De acordo com o Ministério das Cidades, no Sistema Nacional de Informações sobre Saneamento (SNIS), ano base 2014, o Brasil ainda tem mais de 35 milhões de pessoas sem acesso aos serviços de água tratada, metade da população sem coleta de esgoto e apenas 40% dos esgotos são tratados. O levantamento revela ainda que o Pará está entre os dez estados que mais precisam avançar nesse aspecto.

A boa notícia é que a iniciativa privada está somando esforços com o poder público. Um exemplo disso são os investimentos feitos por construtoras e incorporadoras em esgotamento sanitário, que contemplam desde a rede coletora até a Estação de Tratamento de Esgotos (ETE), como é o caso da Buriti Empreendimentos.

“Priorizamos contribuir com as cidades onde atuamos. Preocupados com a saúde pública e o meio ambiente, somos pioneiros em saneamento básico no Pará. Atualmente, nossos empreendimentos são entregues com completa infraestrutura, como rede de abastecimento de água, coleta de esgotos, drenagem de águas pluviais, pavimentação e iluminação pública. Até o presente momento, já instalamos saneamento básico para mais de 150 mil habitantes em nossos loteamentos no Estado”, afirma Moisés Carvalho Pereira, diretor da empresa.

Municípios atendidos

Em Parauapebas-PA, a Buriti Empreendimentos aplicou R$ 3,5 milhões na Estação de Tratamento de Água (ETA). A obra vai beneficiar 20 mil moradores dos residenciais Cidade Jardim e Jardim Tropical (1ª e 2ª etapas) com o tratamento de 200 mil litros de água. Ainda no município, a incorporadora investiu R$ 50 milhões em drenagem de águas pluviais e mais R$ 40 milhões na rede de coleta e na implantação da Estação de Tratamento de Esgoto (ETE), prevista para atender 31 mil habitantes do Residencial Cidade Jardim, com possibilidade de expansão pelo poder público para até 62 mil habitantes. A estimativa do volume de esgoto tratado é de 3.720 m3/dia.

Já em Marabá-PA foram investidos pela empresa R$ 20 milhões em drenagem e mais R$ 20 milhões na rede coletora e na ETE, que deve assegurar o serviço para 42 mil habitantes do Residencial Cidade Jardim (da 1ª a 6ª etapa). O volume de esgoto a ser tratado é de 5.040 m3/dia. Nesse sentido, a empreendedora investe também em Canaã dos Carajás. Está em construção no município uma ETE que deve atender 13.706 habitantes do Residencial Jardim Europa com o tratamento de 1.644,72 m³ de esgoto por dia. Ao todo, as obras que incluem a ETE, a rede coletora de esgoto e as estações elevatórias consumirão R$ 10 milhões.

A ETE de Canaã dos Carajás deve ser concluída em julho de 2016, sendo que as demais já foram executadas e aguardam a outorga de lançamento de efluentes para serem entregues ao poder público. Outro investimento expressivo feito pela empresa beneficia os moradores de Altamira. Na cidade, mais precisamente no bairro planejado Residencial Cidade Jardim, que concentra 11.378 terrenos, foram empregados R$ 10 milhões em drenagem de águas pluviais, além de R$ 20 milhões em reservatórios de água potável e redes de esgoto, que irão interligar o bairro à ETE municipal.

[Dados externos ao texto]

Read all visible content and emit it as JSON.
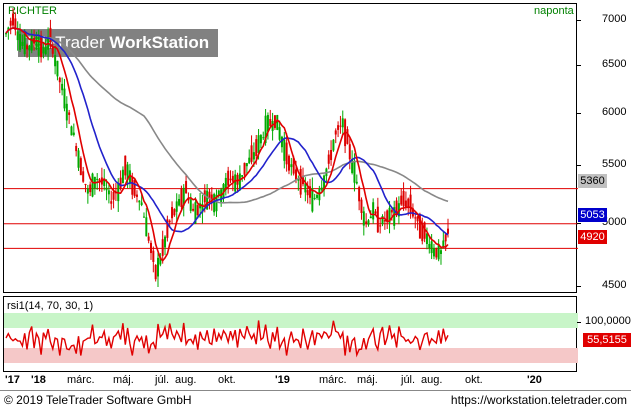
{
  "header": {
    "instrument": "RICHTER",
    "period": "naponta"
  },
  "watermark": {
    "brand": "TeleTrader",
    "product": "WorkStation"
  },
  "price_axis": {
    "ticks": [
      "7000",
      "6500",
      "6000",
      "5500",
      "5000",
      "4500"
    ],
    "badges": [
      {
        "label": "5360",
        "bg": "#c0c0c0",
        "fg": "#000000"
      },
      {
        "label": "5053",
        "bg": "#0000cc",
        "fg": "#ffffff"
      },
      {
        "label": "4920",
        "bg": "#e00000",
        "fg": "#ffffff"
      }
    ]
  },
  "rsi": {
    "title": "rsi1(14, 70, 30, 1)",
    "ticks": [
      "100,0000"
    ],
    "badge": {
      "label": "55,5155",
      "bg": "#e00000",
      "fg": "#ffffff"
    },
    "overbought_color": "#c8f5c8",
    "oversold_color": "#f5c8c8"
  },
  "date_axis": {
    "labels": [
      "'17",
      "'18",
      "márc.",
      "máj.",
      "júl.",
      "aug.",
      "okt.",
      "'19",
      "márc.",
      "máj.",
      "júl.",
      "aug.",
      "okt.",
      "'20"
    ]
  },
  "footer": {
    "copyright": "© 2019 TeleTrader Software GmbH",
    "link": "https://workstation.teletrader.com"
  },
  "colors": {
    "candle_up": "#00aa00",
    "candle_down": "#dd0000",
    "ma_fast": "#e00000",
    "ma_mid": "#2222cc",
    "ma_slow": "#888888",
    "hline": "#e00000"
  },
  "chart_data": {
    "type": "line",
    "y_scale": "log",
    "ylim": [
      4450,
      7200
    ],
    "horizontal_lines": [
      5300,
      5000,
      4800
    ],
    "price_series": [
      6850,
      7050,
      6750,
      6700,
      6800,
      6650,
      6800,
      6400,
      6100,
      5800,
      5500,
      5250,
      5400,
      5350,
      5200,
      5300,
      5500,
      5300,
      5200,
      4900,
      4600,
      4800,
      5050,
      5150,
      5300,
      5100,
      5150,
      5250,
      5200,
      5300,
      5400,
      5350,
      5500,
      5600,
      5750,
      5900,
      5950,
      5700,
      5500,
      5400,
      5300,
      5200,
      5300,
      5500,
      5800,
      5900,
      5600,
      5300,
      5000,
      5100,
      5000,
      5050,
      5100,
      5200,
      5150,
      5000,
      4900,
      4800,
      4750,
      4920
    ],
    "moving_averages": [
      {
        "period": "fast",
        "last": 4920
      },
      {
        "period": "mid",
        "last": 5053
      },
      {
        "period": "slow",
        "last": 5360
      }
    ]
  }
}
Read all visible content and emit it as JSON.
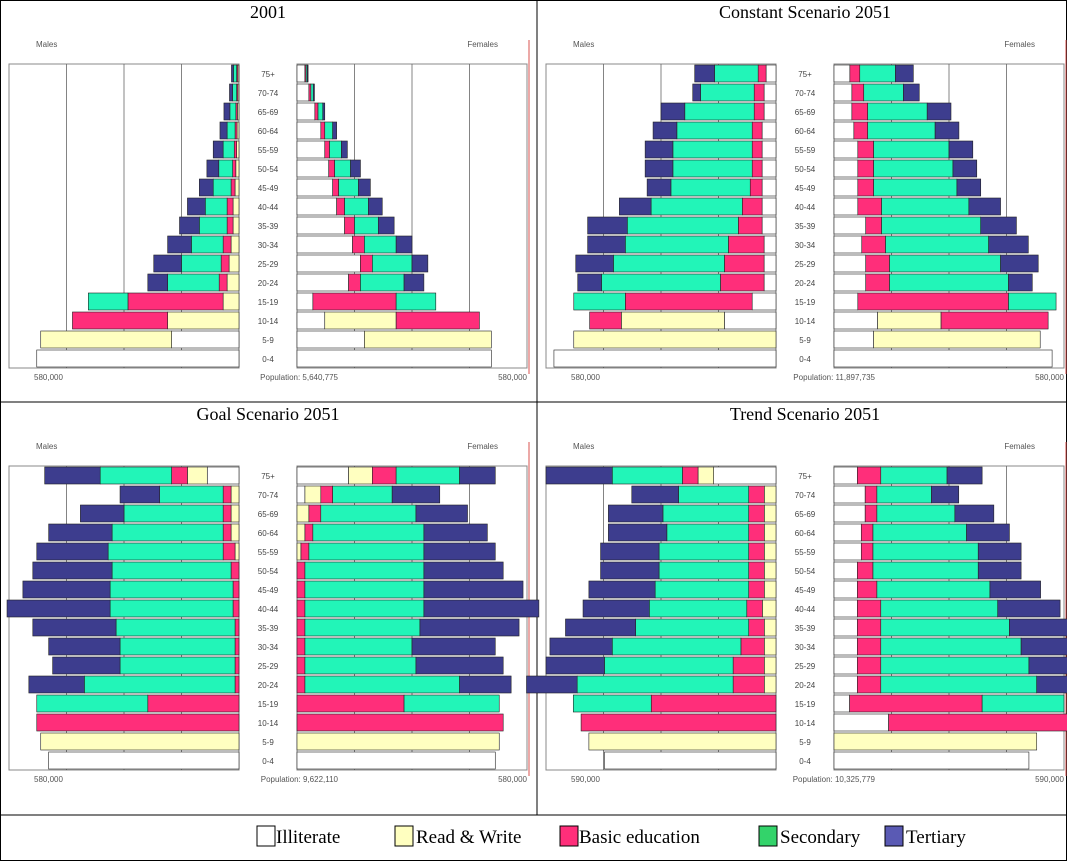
{
  "legend": [
    {
      "label": "Illiterate",
      "color": "#ffffff"
    },
    {
      "label": "Read & Write",
      "color": "#ffffc0"
    },
    {
      "label": "Basic education",
      "color": "#ff2e7a"
    },
    {
      "label": "Secondary",
      "color": "#33d36a"
    },
    {
      "label": "Tertiary",
      "color": "#5a5ab4"
    }
  ],
  "colors": {
    "illiterate": "#ffffff",
    "read_write": "#ffffc0",
    "basic": "#ff2e7a",
    "secondary": "#22f5b8",
    "tertiary": "#3d3d8e",
    "gridline": "#666666",
    "axis_line": "#d9534f"
  },
  "labels": {
    "males": "Males",
    "females": "Females",
    "population_prefix": "Population:"
  },
  "age_groups": [
    "0-4",
    "5-9",
    "10-14",
    "15-19",
    "20-24",
    "25-29",
    "30-34",
    "35-39",
    "40-44",
    "45-49",
    "50-54",
    "55-59",
    "60-64",
    "65-69",
    "70-74",
    "75+"
  ],
  "chart_data": [
    {
      "type": "bar",
      "title": "2001",
      "axis_max_label": "580,000",
      "axis_max": 580000,
      "population": "5,640,775",
      "segments": [
        "Illiterate",
        "Read & Write",
        "Basic education",
        "Secondary",
        "Tertiary"
      ],
      "males": [
        [
          510000,
          0,
          0,
          0,
          0
        ],
        [
          170000,
          330000,
          0,
          0,
          0
        ],
        [
          0,
          180000,
          240000,
          0,
          0
        ],
        [
          0,
          40000,
          240000,
          100000,
          0
        ],
        [
          0,
          30000,
          20000,
          130000,
          50000
        ],
        [
          0,
          25000,
          20000,
          100000,
          70000
        ],
        [
          0,
          20000,
          20000,
          80000,
          60000
        ],
        [
          0,
          15000,
          15000,
          70000,
          50000
        ],
        [
          0,
          15000,
          15000,
          55000,
          45000
        ],
        [
          0,
          10000,
          10000,
          45000,
          35000
        ],
        [
          0,
          8000,
          8000,
          35000,
          30000
        ],
        [
          0,
          6000,
          6000,
          28000,
          25000
        ],
        [
          0,
          5000,
          5000,
          20000,
          18000
        ],
        [
          0,
          4000,
          4000,
          15000,
          15000
        ],
        [
          0,
          3000,
          3000,
          10000,
          8000
        ],
        [
          0,
          3000,
          3000,
          8000,
          5000
        ]
      ],
      "females": [
        [
          490000,
          0,
          0,
          0,
          0
        ],
        [
          170000,
          320000,
          0,
          0,
          0
        ],
        [
          70000,
          180000,
          210000,
          0,
          0
        ],
        [
          40000,
          0,
          210000,
          100000,
          0
        ],
        [
          130000,
          0,
          30000,
          110000,
          50000
        ],
        [
          160000,
          0,
          30000,
          100000,
          40000
        ],
        [
          140000,
          0,
          30000,
          80000,
          40000
        ],
        [
          120000,
          0,
          25000,
          60000,
          40000
        ],
        [
          100000,
          0,
          20000,
          60000,
          35000
        ],
        [
          90000,
          0,
          15000,
          50000,
          30000
        ],
        [
          80000,
          0,
          15000,
          40000,
          25000
        ],
        [
          70000,
          0,
          12000,
          30000,
          15000
        ],
        [
          60000,
          0,
          10000,
          20000,
          10000
        ],
        [
          45000,
          0,
          8000,
          12000,
          5000
        ],
        [
          30000,
          0,
          5000,
          6000,
          3000
        ],
        [
          20000,
          0,
          3000,
          3000,
          2000
        ]
      ]
    },
    {
      "type": "bar",
      "title": "Constant Scenario 2051",
      "axis_max_label": "580,000",
      "axis_max": 580000,
      "population": "11,897,735",
      "segments": [
        "Illiterate",
        "Read & Write",
        "Basic education",
        "Secondary",
        "Tertiary"
      ],
      "males": [
        [
          560000,
          0,
          0,
          0,
          0
        ],
        [
          0,
          510000,
          0,
          0,
          0
        ],
        [
          130000,
          260000,
          80000,
          0,
          0
        ],
        [
          60000,
          0,
          320000,
          130000,
          0
        ],
        [
          30000,
          0,
          110000,
          300000,
          60000
        ],
        [
          30000,
          0,
          100000,
          280000,
          95000
        ],
        [
          30000,
          0,
          90000,
          260000,
          95000
        ],
        [
          35000,
          0,
          60000,
          280000,
          100000
        ],
        [
          35000,
          0,
          50000,
          230000,
          80000
        ],
        [
          35000,
          0,
          30000,
          200000,
          60000
        ],
        [
          35000,
          0,
          25000,
          200000,
          70000
        ],
        [
          35000,
          0,
          25000,
          200000,
          70000
        ],
        [
          35000,
          0,
          25000,
          190000,
          60000
        ],
        [
          30000,
          0,
          25000,
          175000,
          60000
        ],
        [
          30000,
          0,
          25000,
          135000,
          20000
        ],
        [
          25000,
          0,
          20000,
          110000,
          50000
        ]
      ],
      "females": [
        [
          550000,
          0,
          0,
          0,
          0
        ],
        [
          100000,
          420000,
          0,
          0,
          0
        ],
        [
          110000,
          160000,
          270000,
          0,
          0
        ],
        [
          60000,
          0,
          380000,
          120000,
          0
        ],
        [
          80000,
          0,
          60000,
          300000,
          60000
        ],
        [
          80000,
          0,
          60000,
          280000,
          95000
        ],
        [
          70000,
          0,
          60000,
          260000,
          100000
        ],
        [
          80000,
          0,
          40000,
          250000,
          90000
        ],
        [
          60000,
          0,
          60000,
          220000,
          80000
        ],
        [
          60000,
          0,
          40000,
          210000,
          60000
        ],
        [
          60000,
          0,
          40000,
          200000,
          60000
        ],
        [
          60000,
          0,
          40000,
          190000,
          60000
        ],
        [
          50000,
          0,
          35000,
          170000,
          60000
        ],
        [
          45000,
          0,
          40000,
          150000,
          60000
        ],
        [
          45000,
          0,
          30000,
          100000,
          40000
        ],
        [
          40000,
          0,
          25000,
          90000,
          45000
        ]
      ]
    },
    {
      "type": "bar",
      "title": "Goal Scenario 2051",
      "axis_max_label": "580,000",
      "axis_max": 580000,
      "population": "9,622,110",
      "segments": [
        "Illiterate",
        "Read & Write",
        "Basic education",
        "Secondary",
        "Tertiary"
      ],
      "males": [
        [
          480000,
          0,
          0,
          0,
          0
        ],
        [
          0,
          500000,
          0,
          0,
          0
        ],
        [
          0,
          0,
          510000,
          0,
          0
        ],
        [
          0,
          0,
          230000,
          280000,
          0
        ],
        [
          0,
          0,
          10000,
          380000,
          140000
        ],
        [
          0,
          0,
          10000,
          290000,
          170000
        ],
        [
          0,
          0,
          10000,
          290000,
          180000
        ],
        [
          0,
          0,
          10000,
          300000,
          210000
        ],
        [
          0,
          0,
          15000,
          310000,
          260000
        ],
        [
          0,
          0,
          15000,
          310000,
          220000
        ],
        [
          0,
          0,
          20000,
          300000,
          200000
        ],
        [
          0,
          10000,
          30000,
          290000,
          180000
        ],
        [
          0,
          20000,
          20000,
          280000,
          160000
        ],
        [
          0,
          20000,
          20000,
          250000,
          110000
        ],
        [
          0,
          20000,
          20000,
          160000,
          100000
        ],
        [
          80000,
          50000,
          40000,
          180000,
          140000
        ]
      ],
      "females": [
        [
          500000,
          0,
          0,
          0,
          0
        ],
        [
          0,
          510000,
          0,
          0,
          0
        ],
        [
          0,
          0,
          520000,
          0,
          0
        ],
        [
          0,
          0,
          270000,
          240000,
          0
        ],
        [
          0,
          0,
          20000,
          390000,
          130000
        ],
        [
          0,
          0,
          20000,
          280000,
          220000
        ],
        [
          0,
          0,
          20000,
          270000,
          210000
        ],
        [
          0,
          0,
          20000,
          290000,
          250000
        ],
        [
          0,
          0,
          20000,
          300000,
          290000
        ],
        [
          0,
          0,
          20000,
          300000,
          250000
        ],
        [
          0,
          0,
          20000,
          300000,
          200000
        ],
        [
          0,
          10000,
          20000,
          290000,
          180000
        ],
        [
          0,
          20000,
          20000,
          280000,
          160000
        ],
        [
          0,
          30000,
          30000,
          240000,
          130000
        ],
        [
          20000,
          40000,
          30000,
          150000,
          120000
        ],
        [
          130000,
          60000,
          60000,
          160000,
          90000
        ]
      ]
    },
    {
      "type": "bar",
      "title": "Trend Scenario 2051",
      "axis_max_label": "590,000",
      "axis_max": 590000,
      "population": "10,325,779",
      "segments": [
        "Illiterate",
        "Read & Write",
        "Basic education",
        "Secondary",
        "Tertiary"
      ],
      "males": [
        [
          440000,
          0,
          0,
          0,
          0
        ],
        [
          0,
          480000,
          0,
          0,
          0
        ],
        [
          0,
          0,
          500000,
          0,
          0
        ],
        [
          0,
          0,
          320000,
          200000,
          0
        ],
        [
          0,
          30000,
          80000,
          400000,
          130000
        ],
        [
          0,
          30000,
          80000,
          330000,
          150000
        ],
        [
          0,
          30000,
          60000,
          330000,
          160000
        ],
        [
          0,
          30000,
          40000,
          290000,
          180000
        ],
        [
          0,
          35000,
          40000,
          250000,
          170000
        ],
        [
          0,
          30000,
          40000,
          240000,
          170000
        ],
        [
          0,
          30000,
          40000,
          230000,
          150000
        ],
        [
          0,
          30000,
          40000,
          230000,
          150000
        ],
        [
          0,
          30000,
          40000,
          210000,
          150000
        ],
        [
          0,
          30000,
          40000,
          220000,
          140000
        ],
        [
          0,
          30000,
          40000,
          180000,
          120000
        ],
        [
          160000,
          40000,
          40000,
          180000,
          170000
        ]
      ],
      "females": [
        [
          500000,
          0,
          0,
          0,
          0
        ],
        [
          0,
          520000,
          0,
          0,
          0
        ],
        [
          140000,
          0,
          490000,
          0,
          0
        ],
        [
          40000,
          0,
          340000,
          210000,
          0
        ],
        [
          60000,
          0,
          60000,
          400000,
          140000
        ],
        [
          60000,
          0,
          60000,
          380000,
          150000
        ],
        [
          60000,
          0,
          60000,
          360000,
          160000
        ],
        [
          60000,
          0,
          60000,
          330000,
          170000
        ],
        [
          60000,
          0,
          60000,
          300000,
          160000
        ],
        [
          60000,
          0,
          50000,
          290000,
          130000
        ],
        [
          60000,
          0,
          40000,
          270000,
          110000
        ],
        [
          70000,
          0,
          30000,
          270000,
          110000
        ],
        [
          70000,
          0,
          30000,
          240000,
          110000
        ],
        [
          80000,
          0,
          30000,
          200000,
          100000
        ],
        [
          80000,
          0,
          30000,
          140000,
          70000
        ],
        [
          60000,
          0,
          60000,
          170000,
          90000
        ]
      ]
    }
  ]
}
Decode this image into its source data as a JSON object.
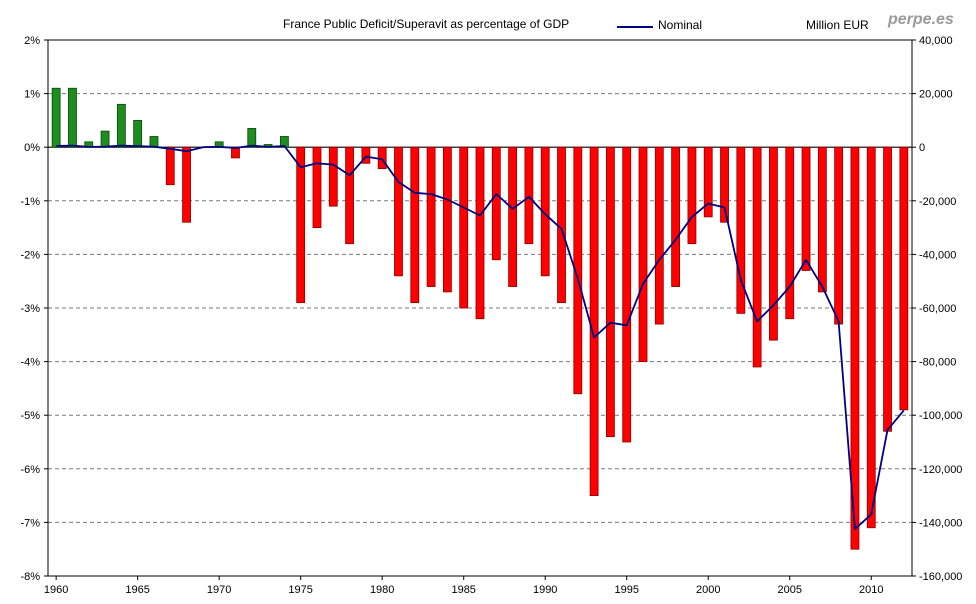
{
  "header": {
    "title": "France Public Deficit/Superavit as percentage of GDP",
    "legend_label": "Nominal",
    "right_axis_title": "Million EUR",
    "watermark": "perpe.es"
  },
  "chart_data": {
    "type": "bar",
    "title": "France Public Deficit/Superavit as percentage of GDP",
    "legend": [
      {
        "name": "Nominal",
        "type": "line",
        "color": "#000080",
        "position": "top"
      }
    ],
    "grid": "horizontal-dashed",
    "years": [
      1960,
      1961,
      1962,
      1963,
      1964,
      1965,
      1966,
      1967,
      1968,
      1969,
      1970,
      1971,
      1972,
      1973,
      1974,
      1975,
      1976,
      1977,
      1978,
      1979,
      1980,
      1981,
      1982,
      1983,
      1984,
      1985,
      1986,
      1987,
      1988,
      1989,
      1990,
      1991,
      1992,
      1993,
      1994,
      1995,
      1996,
      1997,
      1998,
      1999,
      2000,
      2001,
      2002,
      2003,
      2004,
      2005,
      2006,
      2007,
      2008,
      2009,
      2010,
      2011,
      2012
    ],
    "percent_of_gdp": [
      1.1,
      1.1,
      0.1,
      0.3,
      0.8,
      0.5,
      0.2,
      -0.7,
      -1.4,
      0,
      0.1,
      -0.2,
      0.35,
      0.05,
      0.2,
      -2.9,
      -1.5,
      -1.1,
      -1.8,
      -0.3,
      -0.4,
      -2.4,
      -2.9,
      -2.6,
      -2.7,
      -3.0,
      -3.2,
      -2.1,
      -2.6,
      -1.8,
      -2.4,
      -2.9,
      -4.6,
      -6.5,
      -5.4,
      -5.5,
      -4.0,
      -3.3,
      -2.6,
      -1.8,
      -1.3,
      -1.4,
      -3.1,
      -4.1,
      -3.6,
      -3.2,
      -2.3,
      -2.7,
      -3.3,
      -7.5,
      -7.1,
      -5.3,
      -4.9
    ],
    "nominal_million_eur": [
      500,
      600,
      100,
      200,
      600,
      400,
      200,
      -600,
      -1500,
      0,
      150,
      -300,
      600,
      100,
      450,
      -7500,
      -6000,
      -6500,
      -10500,
      -3500,
      -4500,
      -13000,
      -17000,
      -17500,
      -19500,
      -22500,
      -25500,
      -17500,
      -23000,
      -18500,
      -25000,
      -30500,
      -49000,
      -71000,
      -65500,
      -66500,
      -51000,
      -42000,
      -34500,
      -26000,
      -21000,
      -22500,
      -49500,
      -65000,
      -59000,
      -52000,
      -42000,
      -52000,
      -65000,
      -142500,
      -137000,
      -105500,
      -98200
    ],
    "left_axis": {
      "min": -8,
      "max": 2,
      "step": 1,
      "tick_labels": [
        "2%",
        "1%",
        "0%",
        "-1%",
        "-2%",
        "-3%",
        "-4%",
        "-5%",
        "-6%",
        "-7%",
        "-8%"
      ]
    },
    "right_axis": {
      "min": -160000,
      "max": 40000,
      "step": 20000,
      "tick_labels": [
        "40,000",
        "20,000",
        "0",
        "-20,000",
        "-40,000",
        "-60,000",
        "-80,000",
        "-100,000",
        "-120,000",
        "-140,000",
        "-160,000"
      ]
    },
    "x_ticks": [
      {
        "year": 1960,
        "label": "1960"
      },
      {
        "year": 1965,
        "label": "1965"
      },
      {
        "year": 1970,
        "label": "1970"
      },
      {
        "year": 1975,
        "label": "1975"
      },
      {
        "year": 1980,
        "label": "1980"
      },
      {
        "year": 1985,
        "label": "1985"
      },
      {
        "year": 1990,
        "label": "1990"
      },
      {
        "year": 1995,
        "label": "1995"
      },
      {
        "year": 2000,
        "label": "2000"
      },
      {
        "year": 2005,
        "label": "2005"
      },
      {
        "year": 2010,
        "label": "2010"
      }
    ],
    "colors": {
      "positive_bar": "#1E8C1E",
      "positive_bar_border": "#004D00",
      "negative_bar": "#FF0000",
      "negative_bar_border": "#8B0000",
      "line": "#000080",
      "grid": "#7A7A7A",
      "axis": "#000000"
    }
  }
}
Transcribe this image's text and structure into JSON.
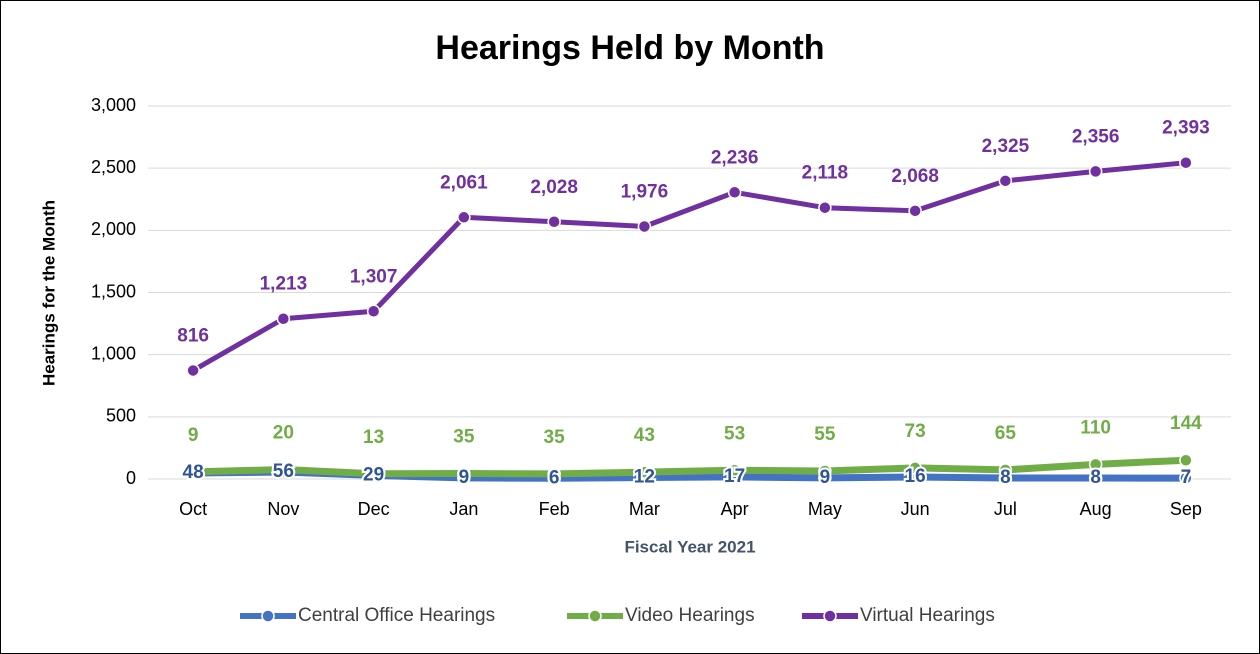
{
  "chart_data": {
    "type": "line",
    "stacked": true,
    "title": "Hearings Held by Month",
    "x_label": "Fiscal Year 2021",
    "y_label": "Hearings for the Month",
    "categories": [
      "Oct",
      "Nov",
      "Dec",
      "Jan",
      "Feb",
      "Mar",
      "Apr",
      "May",
      "Jun",
      "Jul",
      "Aug",
      "Sep"
    ],
    "series": [
      {
        "name": "Central Office Hearings",
        "color": "#4472c4",
        "values": [
          48,
          56,
          29,
          9,
          6,
          12,
          17,
          9,
          16,
          8,
          8,
          7
        ]
      },
      {
        "name": "Video Hearings",
        "color": "#70ad47",
        "values": [
          9,
          20,
          13,
          35,
          35,
          43,
          53,
          55,
          73,
          65,
          110,
          144
        ]
      },
      {
        "name": "Virtual Hearings",
        "color": "#7030a0",
        "values": [
          816,
          1213,
          1307,
          2061,
          2028,
          1976,
          2236,
          2118,
          2068,
          2325,
          2356,
          2393
        ],
        "value_labels": [
          "816",
          "1,213",
          "1,307",
          "2,061",
          "2,028",
          "1,976",
          "2,236",
          "2,118",
          "2,068",
          "2,325",
          "2,356",
          "2,393"
        ]
      }
    ],
    "ylim": [
      0,
      3000
    ],
    "yticks": [
      0,
      500,
      {
        "value": 1000,
        "label": "1,000"
      },
      {
        "value": 1500,
        "label": "1,500"
      },
      {
        "value": 2000,
        "label": "2,000"
      },
      {
        "value": 2500,
        "label": "2,500"
      },
      {
        "value": 3000,
        "label": "3,000"
      }
    ],
    "grid": true,
    "legend": "bottom"
  }
}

Aedes aegypti também pode se reproduzir em água suja

Engana-se quem pensa que o mosquito transmissor da dengue, vírus da zika e febre chikungunya só se reproduz em água limpa. Pesquisa da Universidade Estadual da Paraíba (UEPB) mostra que o Aedes aegypti é capaz de se adaptar às condições urbanas, onde é endêmico, e se desenvolver em água com altos níveis de poluição, como o esgoto bruto.

Embora não seja a principal fonte de reprodução do mosquito, é preciso frisar que as águas de esgoto não são coletadas adequadamente em cerca de 50% dos domicílios brasileiros. Isso significa muitos criadouros espalhados pelo Brasil, principalmente nas regiões Norte e Nordeste, que já apresentam os maiores focos de infestação e também os menores índices de saneamento.